Quantum Effects in Classical Aspirin

Monday, 4th August 2014Miscellaneous

Aspirin is a widely used painkiller, but the relative stability of the abundant crystal structure of aspirin has been subject to many controversies during the last decade, especially after the discovery of the so-called form II of aspirin. Our paper demonstrates that the stability of the ubiquitous form I of aspirin found in aspirin pills is due to subtle coupling between quantum-mechanical atomic vibrations and electronic many-body interactions.

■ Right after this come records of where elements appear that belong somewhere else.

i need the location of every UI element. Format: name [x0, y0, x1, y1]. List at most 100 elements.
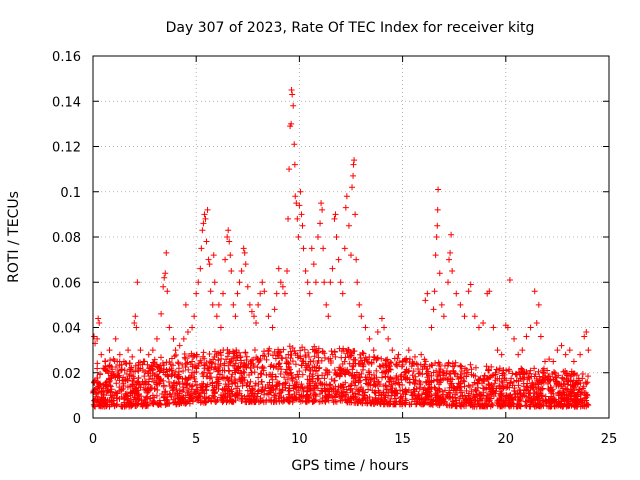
data-point	[355, 377, 362, 384]
data-point	[174, 390, 181, 397]
data-point	[421, 363, 428, 370]
data-point	[448, 231, 455, 238]
data-point	[170, 380, 177, 387]
data-point	[433, 376, 440, 383]
data-point	[200, 220, 207, 227]
data-point	[441, 398, 448, 405]
data-point	[302, 353, 309, 360]
data-point	[447, 249, 454, 256]
data-point	[339, 397, 346, 404]
data-point	[508, 375, 515, 382]
data-point	[140, 400, 147, 407]
data-point	[130, 377, 137, 384]
data-point	[322, 366, 329, 373]
data-point	[126, 368, 133, 375]
data-point	[291, 141, 298, 148]
data-point	[242, 261, 249, 268]
data-point	[497, 391, 504, 398]
data-point	[452, 359, 459, 366]
data-point	[383, 368, 390, 375]
data-point	[409, 360, 416, 367]
data-point	[429, 401, 436, 408]
data-point	[183, 360, 190, 367]
x-tick-label: 20	[498, 432, 515, 447]
data-point	[249, 386, 256, 393]
data-point	[104, 401, 111, 408]
data-point	[104, 387, 111, 394]
data-point	[425, 399, 432, 406]
data-point	[388, 388, 395, 395]
data-point	[503, 377, 510, 384]
data-point	[572, 402, 579, 409]
data-point	[331, 377, 338, 384]
data-point	[124, 377, 131, 384]
data-point	[294, 215, 301, 222]
data-point	[147, 395, 154, 402]
data-point	[325, 313, 332, 320]
data-point	[297, 347, 304, 354]
data-point	[149, 347, 156, 354]
data-point	[422, 297, 429, 304]
data-point	[326, 391, 333, 398]
y-tick-label: 0.04	[52, 322, 81, 337]
data-point	[285, 397, 292, 404]
data-point	[251, 398, 258, 405]
data-point	[341, 245, 348, 252]
data-point	[319, 206, 326, 213]
data-point	[119, 403, 126, 410]
data-point	[207, 288, 214, 295]
data-point	[192, 378, 199, 385]
data-point	[145, 376, 152, 383]
data-point	[532, 371, 539, 378]
data-point	[137, 347, 144, 354]
data-point	[125, 399, 132, 406]
data-point	[162, 388, 169, 395]
data-point	[343, 193, 350, 200]
data-point	[406, 356, 413, 363]
data-point	[584, 379, 591, 386]
data-point	[149, 392, 156, 399]
data-point	[413, 395, 420, 402]
data-point	[160, 382, 167, 389]
data-point	[542, 358, 549, 365]
data-point	[222, 256, 229, 263]
data-point	[533, 402, 540, 409]
data-point	[449, 267, 456, 274]
data-point	[149, 375, 156, 382]
data-point	[535, 385, 542, 392]
data-point	[500, 401, 507, 408]
data-point	[324, 367, 331, 374]
data-point	[379, 374, 386, 381]
data-point	[136, 395, 143, 402]
data-point	[291, 391, 298, 398]
data-point	[460, 377, 467, 384]
data-point	[277, 371, 284, 378]
data-point	[238, 359, 245, 366]
data-point	[417, 361, 424, 368]
data-point	[570, 396, 577, 403]
y-tick-label: 0.16	[52, 50, 81, 65]
data-point	[492, 371, 499, 378]
data-point	[318, 357, 325, 364]
data-point	[271, 392, 278, 399]
data-point	[219, 399, 226, 406]
data-point	[269, 352, 276, 359]
data-point	[484, 392, 491, 399]
data-point	[270, 364, 277, 371]
data-point	[148, 384, 155, 391]
data-point	[187, 392, 194, 399]
data-point	[533, 391, 540, 398]
data-point	[211, 348, 218, 355]
data-point	[396, 359, 403, 366]
data-point	[181, 354, 188, 361]
data-point	[360, 350, 367, 357]
data-point	[476, 376, 483, 383]
data-point	[411, 353, 418, 360]
data-point	[440, 313, 447, 320]
data-point	[286, 166, 293, 173]
data-point	[446, 371, 453, 378]
data-point	[410, 368, 417, 375]
data-point	[248, 385, 255, 392]
data-point	[510, 378, 517, 385]
data-point	[495, 400, 502, 407]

The widespread nature of such quantum-mechanical interactions could have wider implications, ranging from the functionality of drugs to the texture and appearance of chocolate.

Role of Dispersion Interactions in the Polymorphiasm and Entropic Stabilization of the Aspirin Crystal
Anthony M. Reilly and Alexandre Tkatchenko
Physical Review Letters 113, 055701 (2014)/DOI: http://dx.doi.org/10.1103/PhysRevLett.113.055701

Link to highlighted paper synopsis: http://physics.aps.org/synopsis-for/10.1103/PhysRevLett.113.055701

(Top) The unit-cell structures of form-I (left) and form-II (right) aspirin (acetylsalicylic acid). The b direction is perpendicular to a and c. (Bottom) View of form-I (left) and form-II (right) aspirin showing the different interlayer hydrogen-bonding motifs.